Application Deployment and Management. A management agent is spawned whenever an instance of a service with a fitness model is started at a node. As already described, this agent is charged with the management of the service. In addition to pursuing performability goals, however, the management agent also monitors the health of the local replica and enforces a fail-stop failure model. For example, in the case of the UDDI service, if the local database stops responding then the agent will stop the entire service and unload all the dependencies so that the node can return to a clean state.
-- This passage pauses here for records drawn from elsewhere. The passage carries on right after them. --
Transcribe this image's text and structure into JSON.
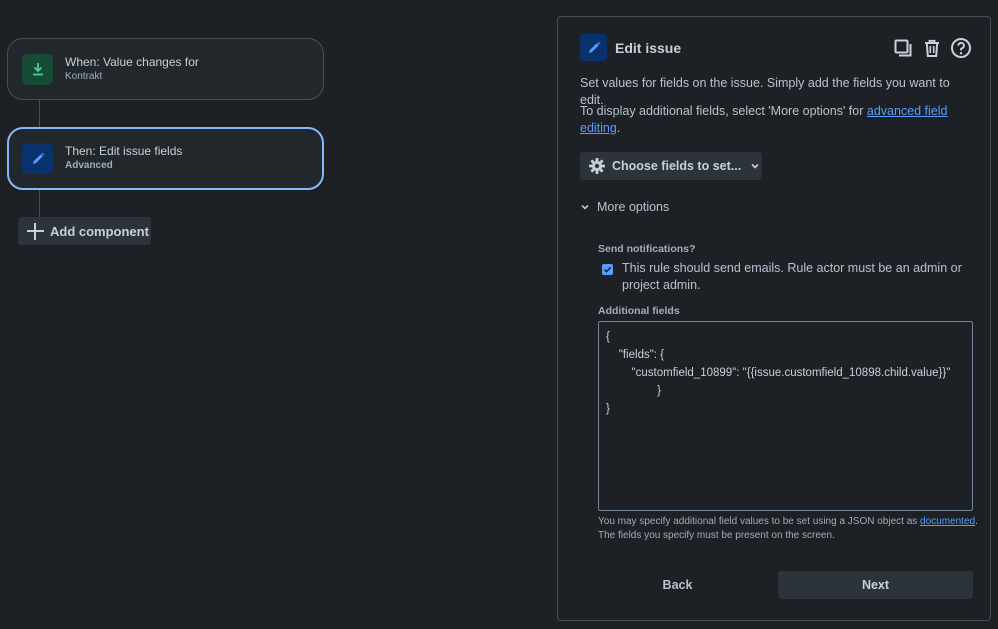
{
  "flow": {
    "trigger": {
      "title": "When: Value changes for",
      "subtitle": "Kontrakt",
      "icon": "download-arrow-icon"
    },
    "action": {
      "title": "Then: Edit issue fields",
      "subtitle": "Advanced",
      "icon": "pencil-icon"
    },
    "add_component_label": "Add component"
  },
  "panel": {
    "title": "Edit issue",
    "actions": [
      "copy-icon",
      "trash-icon",
      "help-icon"
    ],
    "description": "Set values for fields on the issue. Simply add the fields you want to edit.",
    "additional_prefix": "To display additional fields, select 'More options' for ",
    "additional_link": "advanced field editing",
    "additional_suffix": ".",
    "choose_fields_label": "Choose fields to set...",
    "more_options_label": "More options",
    "send_notifications_label": "Send notifications?",
    "send_notifications_checked": true,
    "send_notifications_text": "This rule should send emails. Rule actor must be an admin or project admin.",
    "additional_fields_label": "Additional fields",
    "json_lines": [
      "{",
      "    \"fields\": {",
      "        \"customfield_10899\": \"{{issue.customfield_10898.child.value}}\"",
      "                }",
      "}"
    ],
    "help_prefix": "You may specify additional field values to be set using a JSON object as ",
    "help_link": "documented",
    "help_suffix": ". The fields you specify must be present on the screen.",
    "back_label": "Back",
    "next_label": "Next"
  },
  "colors": {
    "background": "#1d2125",
    "accent": "#579dff",
    "selected_border": "#85b8ff",
    "trigger_icon_bg": "#164b35",
    "action_icon_bg": "#09326c"
  }
}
Our prototype UDDI service is built from two open source components: jUDDI and HSQLDB/R. jUDDI is a UDDI front-end written as a Java web service that can run on Tomcat. Internally, jUDDI stores all registry information in a database. Although the UDDI v3 specification includes a replication protocol, this feature has not been implemented in jUDDI. We instead replicate our service by using HSQLDB/R11, an experimental replicated version of the HSQLDB database. Our development of this service only consisted of wrapping the database into a PlanetP-based self-managed service, which required 270 lines of commented code given our framework. The fitness model for this service is as described in Section 2.1.
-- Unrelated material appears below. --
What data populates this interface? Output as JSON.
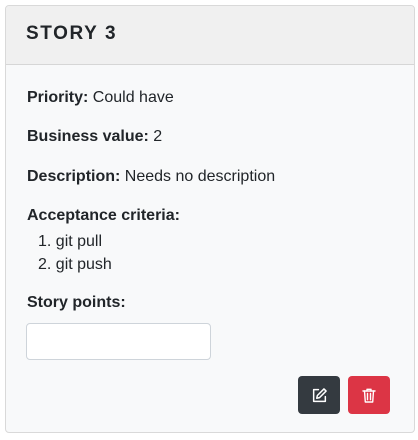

To evaluate our framework, we have also written a client application to load the UDDI service. This client application is itself a self-managing replicated application with a linearly increasing fitness function vs. the number of replicas up to a dynamically set maximum. Each replica generates a stream of requests according a Poisson process. These requests are load balanced across all the server replicas. In essence, this application really implements the proxies mentioned in Figure 3.
We now turn to evaluating the efficacy of our self-management framework. In particular, we study experimentally the responsiveness and stability of our framework in the presence of changing client load, interfering external load, and crashes of server nodes. We evaluate our framework using two distinct testbeds. The first is a LAN-connected cluster environment that allows us to easily understand the behavior of our framework in a controlled environment. The second is the PlanetLab testbed, which consists of nodes widely distributed across the WAN.
Our cluster environment is comprised of 2 clusters, one with 22 dual 2.8GHz Pentium Xeon 2GB RAM PCs and the second with 22 2GHz Pentium 4 512MB RAM PCs. The two clusters are interconnected with Gb/s and 100Mb/s Ethernet LANs. All machines run Linux. Each Xeon machine is rated at 5570 bogomips and each Pentium 4 machine is rated at 3971 bogomips. Our experiments do not run sufficiently long for meaningful measurements of node availability. Thus, we arbitrarily set the availability of all nodes to 90% when computing configuration fitness.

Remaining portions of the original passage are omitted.